Business leadership in crisis: Twitter, Disney, FTX, and what comes next

Original source details coming soon.

Executive overview

When markets tighten and high-profile collapses dominate the news, leaders face a test of values as much as strategy. Reid Hoffman and Bob Safian examine four pressure points — Elon Musk's Twitter takeover, Bob Iger's return to Disney, FTX's bankruptcy, and sustainability pledges under economic strain — through the lens of what makes or breaks leadership at scale.

The core insight: how you treat people during a crisis — layoffs, platform chaos, governance failures — defines your company's identity far more than your product roadmap.

Layoffs: the right and wrong way

  • Musk's Twitter layoffs are the poster child for how not to do it: inhumane timing, chaotic reversals, no coherent communication.
  • Patrick Collison (Stripe) set the standard: generous severance, help finding new roles, honest public rationale.
  • The ~12–13% reduction seen across tech reflects companies correcting over-hiring during a decade of bull markets — not necessarily a prior mistake.
  • Blitzscaling logic applies: take the advantage when capital flows; readjust quickly when it doesn't.
  • The goal when cutting: get lean without cutting into bone.

Elon Musk and Twitter

  • Musk is an exceptional entrepreneur — his SpaceX and Tesla bets were impossible for almost anyone else.
  • His approach to Twitter mirrors those bets: go all-in, run it as a five-alarm fire, iterate at speed.
  • The problem: social and community platforms require a different logic than hardware or vehicles.
  • As cities grow, they need more governance, not less — policing, laws, collective norms for the public square.
  • Content moderation chaos creates advertiser flight; advertisers rationally pause when brand safety is uncertain.
  • For entrepreneurs still on Twitter: stay, participate authentically, don't join the trash talk, advocate for humanity on the platform.
  • Musk is an "infinite learner" — Hoffman expects him to course-correct, but the learning curve may be painful.

Bob Iger's return to Disney

  • Iger is among the best CEOs of the last few decades; a board wanting more of him is rational.
  • The transition appeared abrupt, suggesting Chapek wasn't executing on long-range bets — streaming, talent, creative culture.
  • A reported dynamic where Chapek felt overshadowed by Iger is a meaningful negative signal: good successors want input from predecessors, not distance from them.
  • Infinite learners ask: how did you solve this? They don't ask their predecessor to leave the room.

FTX's bankruptcy and crypto's credibility problem

  • FTX lacked a board of directors — a basic governance failure that major investors should have required.
  • Self-dealing, accounting problems, and misuse of customer deposits compounded the structural failure.
  • A well-constituted board is table stakes before any scale investment; not optional.
  • The collapse will create contagion: skeptics will use it to dismiss all of crypto.
  • The underlying case for crypto remains: for 100–150+ countries with weak governance or financial systems, an internet-based layer for identity, value, and contracts has real long-term value.
  • Criminal use (ransomware, token speculation) is a serious problem requiring regulatory frameworks.
  • The damage falls hardest on legitimate crypto builders who did have boards and are building for decades — they now carry the reputational burden.

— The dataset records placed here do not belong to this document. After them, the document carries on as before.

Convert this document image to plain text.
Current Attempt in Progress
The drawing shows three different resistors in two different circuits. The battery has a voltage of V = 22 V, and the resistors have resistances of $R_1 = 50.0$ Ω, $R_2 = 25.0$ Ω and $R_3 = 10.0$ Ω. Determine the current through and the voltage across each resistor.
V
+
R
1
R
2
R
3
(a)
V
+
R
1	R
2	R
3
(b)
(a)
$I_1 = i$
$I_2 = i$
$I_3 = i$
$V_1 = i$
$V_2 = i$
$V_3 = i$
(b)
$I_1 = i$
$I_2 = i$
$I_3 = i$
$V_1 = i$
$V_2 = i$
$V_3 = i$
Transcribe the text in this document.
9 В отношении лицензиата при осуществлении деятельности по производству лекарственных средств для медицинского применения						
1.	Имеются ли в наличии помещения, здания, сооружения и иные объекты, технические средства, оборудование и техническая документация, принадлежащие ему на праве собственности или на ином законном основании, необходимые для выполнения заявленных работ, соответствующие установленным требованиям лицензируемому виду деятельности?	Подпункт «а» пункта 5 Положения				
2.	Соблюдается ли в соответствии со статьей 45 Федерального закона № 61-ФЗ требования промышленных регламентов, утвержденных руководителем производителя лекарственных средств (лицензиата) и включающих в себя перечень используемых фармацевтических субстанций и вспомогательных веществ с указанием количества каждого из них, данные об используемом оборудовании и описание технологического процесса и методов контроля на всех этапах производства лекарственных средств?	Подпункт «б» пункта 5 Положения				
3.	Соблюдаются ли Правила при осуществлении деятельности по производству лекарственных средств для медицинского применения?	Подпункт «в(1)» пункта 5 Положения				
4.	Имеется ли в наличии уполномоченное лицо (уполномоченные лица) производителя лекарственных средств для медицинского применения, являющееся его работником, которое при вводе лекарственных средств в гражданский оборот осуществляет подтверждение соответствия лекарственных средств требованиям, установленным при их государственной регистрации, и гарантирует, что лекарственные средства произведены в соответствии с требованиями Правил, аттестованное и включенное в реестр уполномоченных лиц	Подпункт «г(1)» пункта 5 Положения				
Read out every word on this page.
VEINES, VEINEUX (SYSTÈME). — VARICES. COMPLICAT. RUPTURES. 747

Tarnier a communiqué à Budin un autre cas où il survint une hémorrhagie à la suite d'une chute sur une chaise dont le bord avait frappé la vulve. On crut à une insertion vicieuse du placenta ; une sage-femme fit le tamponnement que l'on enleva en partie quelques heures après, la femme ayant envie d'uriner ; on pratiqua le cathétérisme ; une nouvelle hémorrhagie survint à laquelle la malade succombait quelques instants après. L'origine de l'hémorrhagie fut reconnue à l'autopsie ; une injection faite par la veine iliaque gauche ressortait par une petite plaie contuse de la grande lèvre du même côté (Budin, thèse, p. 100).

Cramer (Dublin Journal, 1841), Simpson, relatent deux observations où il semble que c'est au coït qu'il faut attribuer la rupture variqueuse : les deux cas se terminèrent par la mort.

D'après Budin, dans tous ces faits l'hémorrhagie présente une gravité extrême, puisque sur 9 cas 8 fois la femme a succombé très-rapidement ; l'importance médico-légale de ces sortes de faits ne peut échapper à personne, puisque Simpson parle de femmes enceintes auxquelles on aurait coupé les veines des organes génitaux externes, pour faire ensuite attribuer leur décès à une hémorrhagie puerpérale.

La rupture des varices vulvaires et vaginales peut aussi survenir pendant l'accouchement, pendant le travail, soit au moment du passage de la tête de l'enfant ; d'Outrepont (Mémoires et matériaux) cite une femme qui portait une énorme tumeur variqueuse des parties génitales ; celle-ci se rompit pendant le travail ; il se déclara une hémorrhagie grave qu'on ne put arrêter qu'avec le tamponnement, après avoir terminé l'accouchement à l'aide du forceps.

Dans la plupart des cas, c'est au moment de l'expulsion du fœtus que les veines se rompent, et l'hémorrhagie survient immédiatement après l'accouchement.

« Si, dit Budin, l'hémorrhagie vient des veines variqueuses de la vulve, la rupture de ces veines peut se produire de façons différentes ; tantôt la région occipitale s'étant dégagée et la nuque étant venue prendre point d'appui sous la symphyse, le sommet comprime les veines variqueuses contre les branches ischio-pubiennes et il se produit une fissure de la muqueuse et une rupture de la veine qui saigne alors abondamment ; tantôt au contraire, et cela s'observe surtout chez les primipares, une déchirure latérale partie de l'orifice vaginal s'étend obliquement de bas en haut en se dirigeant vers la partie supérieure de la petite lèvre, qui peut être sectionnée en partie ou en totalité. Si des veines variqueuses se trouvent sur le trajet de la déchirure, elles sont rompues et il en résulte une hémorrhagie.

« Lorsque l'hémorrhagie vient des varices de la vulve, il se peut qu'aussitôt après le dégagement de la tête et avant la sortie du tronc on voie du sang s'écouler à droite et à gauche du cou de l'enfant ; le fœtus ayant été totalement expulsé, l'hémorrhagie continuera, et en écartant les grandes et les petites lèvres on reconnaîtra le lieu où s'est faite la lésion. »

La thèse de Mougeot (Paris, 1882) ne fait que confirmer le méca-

Sustainability and social responsibility under pressure

  • Economic downturns create real risk of backsliding on DEI and sustainability commitments.
  • Companies are efficient adaptation machines — if customers, employees, and shareholders deprioritize these goals, the company likely will too.
  • The right response: don't drop commitments, compress the investment instead. Shift from $1,000 to $300, but spend the $300 with discipline.
  • Tighter times can sharpen focus — fewer resources forces clearer prioritization, which can actually raise the strategic weight of these goals.
  • The one non-negotiable: survival first. Battening down the hatches to survive is legitimate; abandoning the commitment entirely is not.

Where opportunity sits in a downturn

  • Downturns are historically good times to start companies: fewer startup competitors for the same opportunities.
  • Raising capital and recruiting talent is harder, but the competitive landscape is cleaner.
  • Hoffman's long-term investment focus: AI, large language models, generative models — bets that hold regardless of the cycle.
  • Inflection (co-founded with Mustafa Suleyman), Adept, Cresta, Snorkel — all decade-long transformation plays.
  • The right AI frame is amplification, not replacement: across skill levels, AI extends what people can do.
  • Medical example: AI could move a 10-minute doctor visit to 30 minutes of useful interaction, and extend diagnostic capability to 8 billion people who can't afford doctors.